Personne n’ignore que les gladiateurs, à leur entrée dans l’arène, se dirigeaient d’un pas décidé vers la loge impériale pour s’acquitter de cet indispensable usage. Le film Gladiator revient d’ailleurs sur cette formalité, Ridley Scott le rappelle même deux fois.

Et pourtant !

Dès le départ deux détails posent problème, mais personne n’a jamais souhaité leurs porter attention.

D’abord, le aue , en latin, n’est pas un « salut » ou un « bonjour » banal (comme le commun salue ) ; c’est le salut militaire réglementaire, pour ne pas dire obligatoire. Pourtant les gladiateurs ne sont évidemment pas des soldats. Un gladiateur, même retraité, même gracié, même « libéré », ne pourra jamais s’engager dans l’armée : la profession qu’il a exercée le marque à jamais d’ infamia (ce qui revient « grosso-modo » à la perte des droits civils et politiques, au même tire que les prostituées).

Ensuite et avant tout, le morituri est absurde (au sens philosophique du terme) : comment ceux qui vont mourir en seraient-ils sûrs à priori ? Ou bien tous sauraient-ils qu’ils vont mourir de toute façon ? Évidemment non, en combat singulier, il y a par définition un survivant sur deux. Un gladiateur bien entraîné est un investissement qu’on ne sacrifiera pas à la légère – loge privée, autorisations de sorties dans les lupanars de Rome, voiture avec porteurs, le statut de sportif n’a jamais vraiment évolué. Le perdant obtient toujours sa grâce (uenia ).

La formule existe néanmoins.

Ce n’est pas une formule ex nihilo (sortie de nulle part), elle a bien été prononcée, mais une seule fois, devant l’empereur Claude.
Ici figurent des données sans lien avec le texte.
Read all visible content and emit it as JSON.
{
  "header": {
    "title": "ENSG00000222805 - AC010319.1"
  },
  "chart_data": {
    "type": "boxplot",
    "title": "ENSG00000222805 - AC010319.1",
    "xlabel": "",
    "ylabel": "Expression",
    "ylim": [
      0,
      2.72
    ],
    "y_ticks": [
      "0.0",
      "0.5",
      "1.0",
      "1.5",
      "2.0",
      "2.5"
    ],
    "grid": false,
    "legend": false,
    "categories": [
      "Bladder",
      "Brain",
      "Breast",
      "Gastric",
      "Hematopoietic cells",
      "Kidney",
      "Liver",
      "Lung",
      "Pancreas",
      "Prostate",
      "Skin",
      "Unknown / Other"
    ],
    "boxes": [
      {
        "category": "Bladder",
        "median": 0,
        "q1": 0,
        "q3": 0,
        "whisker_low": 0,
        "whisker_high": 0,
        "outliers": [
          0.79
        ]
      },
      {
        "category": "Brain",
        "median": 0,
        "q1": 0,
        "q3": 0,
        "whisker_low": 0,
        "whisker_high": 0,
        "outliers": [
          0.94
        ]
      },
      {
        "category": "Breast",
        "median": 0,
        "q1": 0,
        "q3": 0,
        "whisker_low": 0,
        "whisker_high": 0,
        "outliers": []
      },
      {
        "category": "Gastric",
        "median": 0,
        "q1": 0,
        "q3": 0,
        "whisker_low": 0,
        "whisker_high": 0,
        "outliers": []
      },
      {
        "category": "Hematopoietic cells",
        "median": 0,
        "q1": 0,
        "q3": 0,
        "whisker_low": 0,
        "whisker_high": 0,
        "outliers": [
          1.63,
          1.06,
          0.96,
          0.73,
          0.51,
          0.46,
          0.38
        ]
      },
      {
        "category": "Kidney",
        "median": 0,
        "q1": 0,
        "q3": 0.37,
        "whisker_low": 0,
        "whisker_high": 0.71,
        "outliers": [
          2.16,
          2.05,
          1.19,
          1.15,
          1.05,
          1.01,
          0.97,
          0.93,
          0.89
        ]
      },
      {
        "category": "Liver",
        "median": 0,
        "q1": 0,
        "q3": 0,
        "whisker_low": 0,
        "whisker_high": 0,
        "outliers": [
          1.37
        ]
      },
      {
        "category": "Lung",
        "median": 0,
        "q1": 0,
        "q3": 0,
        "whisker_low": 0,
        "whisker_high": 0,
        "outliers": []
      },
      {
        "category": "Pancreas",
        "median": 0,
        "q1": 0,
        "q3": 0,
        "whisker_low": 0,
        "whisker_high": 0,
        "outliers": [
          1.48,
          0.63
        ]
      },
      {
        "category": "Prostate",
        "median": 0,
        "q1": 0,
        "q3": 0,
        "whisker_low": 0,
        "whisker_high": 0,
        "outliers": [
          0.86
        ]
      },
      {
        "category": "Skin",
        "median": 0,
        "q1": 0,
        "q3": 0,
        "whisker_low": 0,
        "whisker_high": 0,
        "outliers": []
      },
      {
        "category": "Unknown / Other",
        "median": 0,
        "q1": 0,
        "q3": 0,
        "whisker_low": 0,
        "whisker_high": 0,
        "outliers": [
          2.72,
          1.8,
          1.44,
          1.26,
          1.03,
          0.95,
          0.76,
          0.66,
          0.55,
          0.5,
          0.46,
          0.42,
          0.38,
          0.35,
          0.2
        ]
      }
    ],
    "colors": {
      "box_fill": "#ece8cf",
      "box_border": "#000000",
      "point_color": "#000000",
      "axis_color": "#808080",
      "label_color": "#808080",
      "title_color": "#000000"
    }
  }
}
En effet, Claude offrait à son peuple des Jeux pour immortaliser les grands travaux d’agrandissement du port d’Ostie. Durant ces Jeux démesurés, le clou du spectacle fut la naumachie (combat naval reconstitué quasiment à l’échelle, dans le stade). Pour cette reconstitution, Claude fait appel à des vrais soldats déjà condamnés à mort pour désobéissance (ou tout ce qui peut être inclus dans le terme « insubordination ») plutôt qu’à des figurants pour toucher au plus près la vérité historique. Bref. Ce n’était rien d’autre qu’un moyen original d’effectuer une exécution publique. L’adresse de ses soldats déchus à l’encontre de Claude n’a donc rien d’original.
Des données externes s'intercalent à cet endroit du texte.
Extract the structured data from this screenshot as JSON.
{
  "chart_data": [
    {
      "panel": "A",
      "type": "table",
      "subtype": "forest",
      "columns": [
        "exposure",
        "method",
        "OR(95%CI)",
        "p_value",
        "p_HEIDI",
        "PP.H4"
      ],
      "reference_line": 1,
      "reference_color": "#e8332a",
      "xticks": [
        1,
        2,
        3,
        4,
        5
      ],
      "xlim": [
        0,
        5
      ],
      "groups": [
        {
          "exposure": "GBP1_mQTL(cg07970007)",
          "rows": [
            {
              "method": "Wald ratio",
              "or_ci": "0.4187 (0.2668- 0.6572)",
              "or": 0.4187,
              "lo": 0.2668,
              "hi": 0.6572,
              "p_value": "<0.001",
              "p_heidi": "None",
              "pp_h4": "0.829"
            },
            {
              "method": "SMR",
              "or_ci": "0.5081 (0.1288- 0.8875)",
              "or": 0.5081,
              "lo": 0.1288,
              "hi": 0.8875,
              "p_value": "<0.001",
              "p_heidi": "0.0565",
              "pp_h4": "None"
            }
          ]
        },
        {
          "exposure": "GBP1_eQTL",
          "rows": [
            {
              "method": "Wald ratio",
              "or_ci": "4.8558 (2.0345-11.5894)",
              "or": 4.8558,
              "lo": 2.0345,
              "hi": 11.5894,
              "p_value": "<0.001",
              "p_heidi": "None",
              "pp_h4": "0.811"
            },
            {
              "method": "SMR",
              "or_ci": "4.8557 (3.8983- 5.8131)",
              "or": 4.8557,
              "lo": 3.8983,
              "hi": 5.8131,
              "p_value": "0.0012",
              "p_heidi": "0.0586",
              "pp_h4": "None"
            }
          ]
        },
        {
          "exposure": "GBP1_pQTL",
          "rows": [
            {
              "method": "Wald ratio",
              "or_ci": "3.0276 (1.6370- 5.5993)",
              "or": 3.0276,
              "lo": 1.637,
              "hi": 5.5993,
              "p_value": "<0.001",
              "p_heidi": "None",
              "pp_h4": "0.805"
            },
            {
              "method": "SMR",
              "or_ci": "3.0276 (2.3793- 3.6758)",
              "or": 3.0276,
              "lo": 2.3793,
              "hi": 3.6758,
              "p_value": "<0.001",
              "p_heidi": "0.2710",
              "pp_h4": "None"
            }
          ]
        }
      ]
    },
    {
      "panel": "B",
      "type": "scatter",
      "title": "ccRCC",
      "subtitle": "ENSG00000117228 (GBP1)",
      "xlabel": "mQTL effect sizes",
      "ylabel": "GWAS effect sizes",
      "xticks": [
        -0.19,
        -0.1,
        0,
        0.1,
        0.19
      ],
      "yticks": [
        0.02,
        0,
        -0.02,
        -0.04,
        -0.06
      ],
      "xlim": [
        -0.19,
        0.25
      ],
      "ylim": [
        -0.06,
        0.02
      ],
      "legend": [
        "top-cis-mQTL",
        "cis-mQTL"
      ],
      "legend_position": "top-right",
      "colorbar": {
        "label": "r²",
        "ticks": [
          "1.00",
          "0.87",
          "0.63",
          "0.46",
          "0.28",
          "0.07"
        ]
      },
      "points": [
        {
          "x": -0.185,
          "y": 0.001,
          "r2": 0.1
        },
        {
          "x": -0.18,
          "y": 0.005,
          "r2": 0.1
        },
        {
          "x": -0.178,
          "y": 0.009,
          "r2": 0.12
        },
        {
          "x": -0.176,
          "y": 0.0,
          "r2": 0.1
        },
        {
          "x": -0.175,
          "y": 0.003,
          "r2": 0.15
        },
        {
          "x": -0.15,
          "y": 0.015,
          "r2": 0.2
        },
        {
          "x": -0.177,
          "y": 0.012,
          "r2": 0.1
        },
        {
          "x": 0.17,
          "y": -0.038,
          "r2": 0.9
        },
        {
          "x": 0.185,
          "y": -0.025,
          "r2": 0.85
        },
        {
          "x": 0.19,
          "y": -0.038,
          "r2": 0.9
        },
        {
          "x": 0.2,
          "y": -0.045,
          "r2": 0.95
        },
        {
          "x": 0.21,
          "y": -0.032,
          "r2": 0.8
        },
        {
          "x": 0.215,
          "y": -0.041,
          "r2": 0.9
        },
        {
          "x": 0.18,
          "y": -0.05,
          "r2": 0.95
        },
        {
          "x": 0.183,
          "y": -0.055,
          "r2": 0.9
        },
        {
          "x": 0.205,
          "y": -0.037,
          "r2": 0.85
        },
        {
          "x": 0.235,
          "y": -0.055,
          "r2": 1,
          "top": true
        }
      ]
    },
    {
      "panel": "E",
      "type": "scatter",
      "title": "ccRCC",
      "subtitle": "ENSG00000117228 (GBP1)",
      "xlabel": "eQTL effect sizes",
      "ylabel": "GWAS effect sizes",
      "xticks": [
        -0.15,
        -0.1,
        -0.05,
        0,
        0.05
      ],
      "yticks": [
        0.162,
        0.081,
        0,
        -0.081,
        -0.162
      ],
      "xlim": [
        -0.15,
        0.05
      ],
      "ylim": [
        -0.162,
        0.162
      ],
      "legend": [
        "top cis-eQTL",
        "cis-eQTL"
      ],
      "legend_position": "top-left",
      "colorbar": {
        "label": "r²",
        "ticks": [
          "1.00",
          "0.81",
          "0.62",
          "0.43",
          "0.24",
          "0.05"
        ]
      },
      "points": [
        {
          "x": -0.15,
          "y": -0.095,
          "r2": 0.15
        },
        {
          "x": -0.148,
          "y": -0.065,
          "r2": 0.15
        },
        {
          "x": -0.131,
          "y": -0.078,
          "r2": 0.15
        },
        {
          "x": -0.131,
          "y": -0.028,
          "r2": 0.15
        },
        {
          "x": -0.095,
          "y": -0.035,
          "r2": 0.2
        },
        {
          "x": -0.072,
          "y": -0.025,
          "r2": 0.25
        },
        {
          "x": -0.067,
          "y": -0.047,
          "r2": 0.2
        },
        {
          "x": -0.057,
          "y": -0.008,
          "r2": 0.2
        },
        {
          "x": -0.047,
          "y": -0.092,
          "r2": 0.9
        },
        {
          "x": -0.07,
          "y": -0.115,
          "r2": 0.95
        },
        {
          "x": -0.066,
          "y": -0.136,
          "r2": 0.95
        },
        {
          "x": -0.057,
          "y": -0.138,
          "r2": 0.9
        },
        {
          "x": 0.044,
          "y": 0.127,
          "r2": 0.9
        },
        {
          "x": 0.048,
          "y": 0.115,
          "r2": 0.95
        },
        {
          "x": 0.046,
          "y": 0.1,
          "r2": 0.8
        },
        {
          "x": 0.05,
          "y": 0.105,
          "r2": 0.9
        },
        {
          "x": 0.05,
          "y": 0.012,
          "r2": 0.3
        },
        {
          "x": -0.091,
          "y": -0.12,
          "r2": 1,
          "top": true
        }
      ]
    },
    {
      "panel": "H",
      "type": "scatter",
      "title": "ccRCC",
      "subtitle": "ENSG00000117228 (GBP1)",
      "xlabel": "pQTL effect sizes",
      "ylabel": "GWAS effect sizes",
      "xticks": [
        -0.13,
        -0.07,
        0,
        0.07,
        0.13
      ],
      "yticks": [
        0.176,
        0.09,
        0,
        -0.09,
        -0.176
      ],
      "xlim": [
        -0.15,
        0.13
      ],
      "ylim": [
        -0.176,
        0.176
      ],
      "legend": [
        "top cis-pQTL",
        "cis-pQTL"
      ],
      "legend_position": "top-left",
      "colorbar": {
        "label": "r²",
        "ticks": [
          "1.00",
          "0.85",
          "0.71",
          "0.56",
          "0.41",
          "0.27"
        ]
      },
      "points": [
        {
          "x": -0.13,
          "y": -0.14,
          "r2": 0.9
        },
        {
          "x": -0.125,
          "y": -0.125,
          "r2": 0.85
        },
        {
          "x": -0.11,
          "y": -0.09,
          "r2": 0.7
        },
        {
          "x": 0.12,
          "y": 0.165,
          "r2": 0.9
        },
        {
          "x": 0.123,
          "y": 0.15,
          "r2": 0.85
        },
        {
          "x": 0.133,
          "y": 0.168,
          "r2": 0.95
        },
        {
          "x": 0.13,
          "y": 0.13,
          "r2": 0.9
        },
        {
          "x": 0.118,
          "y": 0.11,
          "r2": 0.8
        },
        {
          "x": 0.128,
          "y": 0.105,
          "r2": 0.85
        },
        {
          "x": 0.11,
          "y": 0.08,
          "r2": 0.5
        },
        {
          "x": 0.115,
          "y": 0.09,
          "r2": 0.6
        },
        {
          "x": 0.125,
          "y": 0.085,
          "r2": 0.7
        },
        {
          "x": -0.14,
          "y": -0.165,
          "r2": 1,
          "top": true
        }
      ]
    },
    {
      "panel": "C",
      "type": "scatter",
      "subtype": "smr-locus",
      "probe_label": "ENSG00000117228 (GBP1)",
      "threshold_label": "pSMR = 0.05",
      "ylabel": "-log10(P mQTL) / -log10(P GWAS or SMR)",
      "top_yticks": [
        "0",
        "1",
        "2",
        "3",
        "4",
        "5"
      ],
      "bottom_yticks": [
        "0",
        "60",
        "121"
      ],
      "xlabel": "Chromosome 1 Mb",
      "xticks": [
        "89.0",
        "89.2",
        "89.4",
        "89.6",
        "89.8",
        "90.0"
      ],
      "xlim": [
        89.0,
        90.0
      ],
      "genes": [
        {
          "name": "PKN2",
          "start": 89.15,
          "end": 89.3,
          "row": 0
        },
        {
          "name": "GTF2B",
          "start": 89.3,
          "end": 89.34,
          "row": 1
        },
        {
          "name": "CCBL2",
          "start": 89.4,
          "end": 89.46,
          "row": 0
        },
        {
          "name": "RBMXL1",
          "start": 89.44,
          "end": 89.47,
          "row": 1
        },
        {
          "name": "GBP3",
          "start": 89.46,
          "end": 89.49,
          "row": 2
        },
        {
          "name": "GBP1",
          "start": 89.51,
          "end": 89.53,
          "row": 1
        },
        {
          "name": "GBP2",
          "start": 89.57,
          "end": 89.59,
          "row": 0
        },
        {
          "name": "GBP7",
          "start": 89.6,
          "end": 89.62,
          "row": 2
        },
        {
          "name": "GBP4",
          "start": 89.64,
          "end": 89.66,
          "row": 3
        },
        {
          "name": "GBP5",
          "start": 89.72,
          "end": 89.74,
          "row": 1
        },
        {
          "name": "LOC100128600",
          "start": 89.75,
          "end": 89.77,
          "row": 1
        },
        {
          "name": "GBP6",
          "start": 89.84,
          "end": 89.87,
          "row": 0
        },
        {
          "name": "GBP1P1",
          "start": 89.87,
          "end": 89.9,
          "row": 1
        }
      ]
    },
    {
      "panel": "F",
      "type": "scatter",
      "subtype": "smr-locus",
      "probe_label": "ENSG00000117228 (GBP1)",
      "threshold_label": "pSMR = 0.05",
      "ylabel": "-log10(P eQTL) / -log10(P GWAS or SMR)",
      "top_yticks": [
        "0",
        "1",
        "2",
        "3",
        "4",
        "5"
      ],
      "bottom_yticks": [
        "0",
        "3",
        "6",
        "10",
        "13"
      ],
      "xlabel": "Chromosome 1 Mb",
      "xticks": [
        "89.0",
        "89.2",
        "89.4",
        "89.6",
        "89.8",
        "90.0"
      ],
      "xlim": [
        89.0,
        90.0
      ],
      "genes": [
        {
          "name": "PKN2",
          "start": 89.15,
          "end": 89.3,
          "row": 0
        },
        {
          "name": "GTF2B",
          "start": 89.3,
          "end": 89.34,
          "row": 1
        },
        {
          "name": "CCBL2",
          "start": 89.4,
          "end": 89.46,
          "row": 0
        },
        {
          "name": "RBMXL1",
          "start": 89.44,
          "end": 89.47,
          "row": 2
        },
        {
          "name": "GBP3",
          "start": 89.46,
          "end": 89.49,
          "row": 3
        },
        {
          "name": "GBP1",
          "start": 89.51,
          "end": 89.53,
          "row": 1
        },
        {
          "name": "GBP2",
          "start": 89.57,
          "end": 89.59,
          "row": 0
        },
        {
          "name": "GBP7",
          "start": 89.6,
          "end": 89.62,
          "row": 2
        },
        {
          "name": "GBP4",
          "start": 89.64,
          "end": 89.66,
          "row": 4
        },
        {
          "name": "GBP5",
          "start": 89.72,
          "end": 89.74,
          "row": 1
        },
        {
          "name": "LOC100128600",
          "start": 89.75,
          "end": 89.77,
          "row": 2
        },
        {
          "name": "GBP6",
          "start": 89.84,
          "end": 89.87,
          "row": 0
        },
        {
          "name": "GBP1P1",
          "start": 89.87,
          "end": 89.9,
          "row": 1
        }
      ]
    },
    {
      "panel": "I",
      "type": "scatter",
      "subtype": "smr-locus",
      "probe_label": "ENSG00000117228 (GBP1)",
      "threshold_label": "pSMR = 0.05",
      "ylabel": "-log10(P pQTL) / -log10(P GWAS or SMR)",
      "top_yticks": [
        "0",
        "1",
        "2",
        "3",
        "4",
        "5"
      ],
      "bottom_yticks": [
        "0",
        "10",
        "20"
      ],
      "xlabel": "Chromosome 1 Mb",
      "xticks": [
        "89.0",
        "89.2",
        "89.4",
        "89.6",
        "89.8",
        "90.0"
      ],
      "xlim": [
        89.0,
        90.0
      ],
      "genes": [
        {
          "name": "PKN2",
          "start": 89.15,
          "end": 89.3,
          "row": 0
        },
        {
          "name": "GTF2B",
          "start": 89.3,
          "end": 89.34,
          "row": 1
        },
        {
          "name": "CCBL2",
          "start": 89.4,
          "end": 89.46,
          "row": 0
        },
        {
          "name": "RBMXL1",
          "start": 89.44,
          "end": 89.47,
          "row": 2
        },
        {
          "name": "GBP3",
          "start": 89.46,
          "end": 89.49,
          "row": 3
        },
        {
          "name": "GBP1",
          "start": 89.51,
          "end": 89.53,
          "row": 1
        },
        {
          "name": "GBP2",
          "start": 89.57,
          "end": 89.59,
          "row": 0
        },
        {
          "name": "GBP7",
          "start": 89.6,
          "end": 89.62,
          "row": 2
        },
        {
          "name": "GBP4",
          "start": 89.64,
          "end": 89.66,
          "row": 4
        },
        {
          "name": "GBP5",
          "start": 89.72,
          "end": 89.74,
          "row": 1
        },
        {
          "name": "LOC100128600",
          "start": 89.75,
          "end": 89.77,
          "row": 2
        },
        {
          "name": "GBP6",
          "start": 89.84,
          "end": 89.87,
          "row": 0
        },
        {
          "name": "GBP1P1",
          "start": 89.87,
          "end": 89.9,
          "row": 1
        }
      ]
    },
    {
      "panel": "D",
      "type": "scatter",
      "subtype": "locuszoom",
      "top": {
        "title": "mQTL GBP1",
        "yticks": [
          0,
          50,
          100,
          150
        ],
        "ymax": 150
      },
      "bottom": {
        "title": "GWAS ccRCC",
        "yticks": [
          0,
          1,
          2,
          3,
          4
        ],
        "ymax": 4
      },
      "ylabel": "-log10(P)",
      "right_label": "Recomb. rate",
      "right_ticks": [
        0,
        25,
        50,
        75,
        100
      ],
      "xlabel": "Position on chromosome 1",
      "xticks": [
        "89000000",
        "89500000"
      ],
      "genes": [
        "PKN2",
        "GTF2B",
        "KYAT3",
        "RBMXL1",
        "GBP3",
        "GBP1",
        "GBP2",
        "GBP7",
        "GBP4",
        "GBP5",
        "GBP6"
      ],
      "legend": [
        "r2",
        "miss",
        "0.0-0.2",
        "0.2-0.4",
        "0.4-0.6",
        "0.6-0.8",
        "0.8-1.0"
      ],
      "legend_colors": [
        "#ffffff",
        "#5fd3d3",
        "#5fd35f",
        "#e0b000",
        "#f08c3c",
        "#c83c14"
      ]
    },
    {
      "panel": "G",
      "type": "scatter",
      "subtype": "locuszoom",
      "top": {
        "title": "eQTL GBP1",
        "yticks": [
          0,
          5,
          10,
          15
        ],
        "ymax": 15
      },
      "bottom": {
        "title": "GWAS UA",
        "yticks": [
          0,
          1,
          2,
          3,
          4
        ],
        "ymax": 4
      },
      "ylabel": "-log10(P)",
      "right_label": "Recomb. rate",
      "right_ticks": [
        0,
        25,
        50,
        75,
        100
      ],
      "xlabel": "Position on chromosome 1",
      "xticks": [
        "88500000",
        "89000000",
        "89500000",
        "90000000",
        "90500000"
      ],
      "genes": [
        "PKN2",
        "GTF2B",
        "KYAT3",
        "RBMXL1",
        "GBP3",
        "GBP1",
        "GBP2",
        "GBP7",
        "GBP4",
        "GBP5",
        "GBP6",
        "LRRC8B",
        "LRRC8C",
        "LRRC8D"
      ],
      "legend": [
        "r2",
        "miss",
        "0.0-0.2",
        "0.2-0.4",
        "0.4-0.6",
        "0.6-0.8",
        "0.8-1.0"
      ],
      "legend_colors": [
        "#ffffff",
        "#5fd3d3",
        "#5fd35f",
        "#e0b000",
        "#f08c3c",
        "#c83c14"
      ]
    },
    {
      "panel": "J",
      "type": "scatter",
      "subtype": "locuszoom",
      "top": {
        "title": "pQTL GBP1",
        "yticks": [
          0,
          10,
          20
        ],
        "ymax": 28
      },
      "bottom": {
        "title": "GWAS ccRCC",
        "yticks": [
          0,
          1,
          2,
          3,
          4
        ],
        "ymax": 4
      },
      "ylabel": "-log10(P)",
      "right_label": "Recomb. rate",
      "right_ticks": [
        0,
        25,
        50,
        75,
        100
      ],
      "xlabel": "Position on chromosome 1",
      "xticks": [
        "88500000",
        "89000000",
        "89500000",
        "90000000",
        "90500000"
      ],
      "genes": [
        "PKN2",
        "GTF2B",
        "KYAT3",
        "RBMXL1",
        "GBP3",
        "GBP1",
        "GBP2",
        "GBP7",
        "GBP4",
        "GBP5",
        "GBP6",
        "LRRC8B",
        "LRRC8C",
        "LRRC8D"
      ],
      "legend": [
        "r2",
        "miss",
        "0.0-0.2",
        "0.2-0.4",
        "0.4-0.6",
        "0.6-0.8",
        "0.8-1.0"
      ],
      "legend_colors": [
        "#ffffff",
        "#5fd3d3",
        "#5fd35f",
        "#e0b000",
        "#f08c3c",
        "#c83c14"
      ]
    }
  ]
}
Ce qui l’est plus c’est l’incident qui suivit, s’adressant à lui les ex-soldats lui demandèrent grâce avant le combat, et Claude répondit : aut non : « ou bien non, peut-être pas ». Les condamnés ne combattirent que plusieurs heures après cet incident, refusant le combat et ne cédèrent qu’aux injonctions de Claude qui les menaça des pires maux dans cette vie et dans l’autre.

Aue, Caesar, morituri… C’était dit.

La formule est donc vraie, mais elle n’est qu’un épisode historique et non une généralité comme le rapporte la légende urbaine.

About the author

Fondateur de Nonobstant, écrivain public à Nantes.
Professeur de Français, de Latin et de Grec.
Formateur éloquence pour l'Académie de Nantes

Commentaires

  1. Merci pour cette précision, j’ignorais complètement l’usage strictement militaire de « aue ». Ceci dit, en y réfléchissant, quand les catholiques récitaient le « Je vous salue Marie » en latin, c’était bien « Salue Regina » et non « aue »… Si, cela avait été le cas, la cause des femmes aurait avancé autrement plus vite sans doute !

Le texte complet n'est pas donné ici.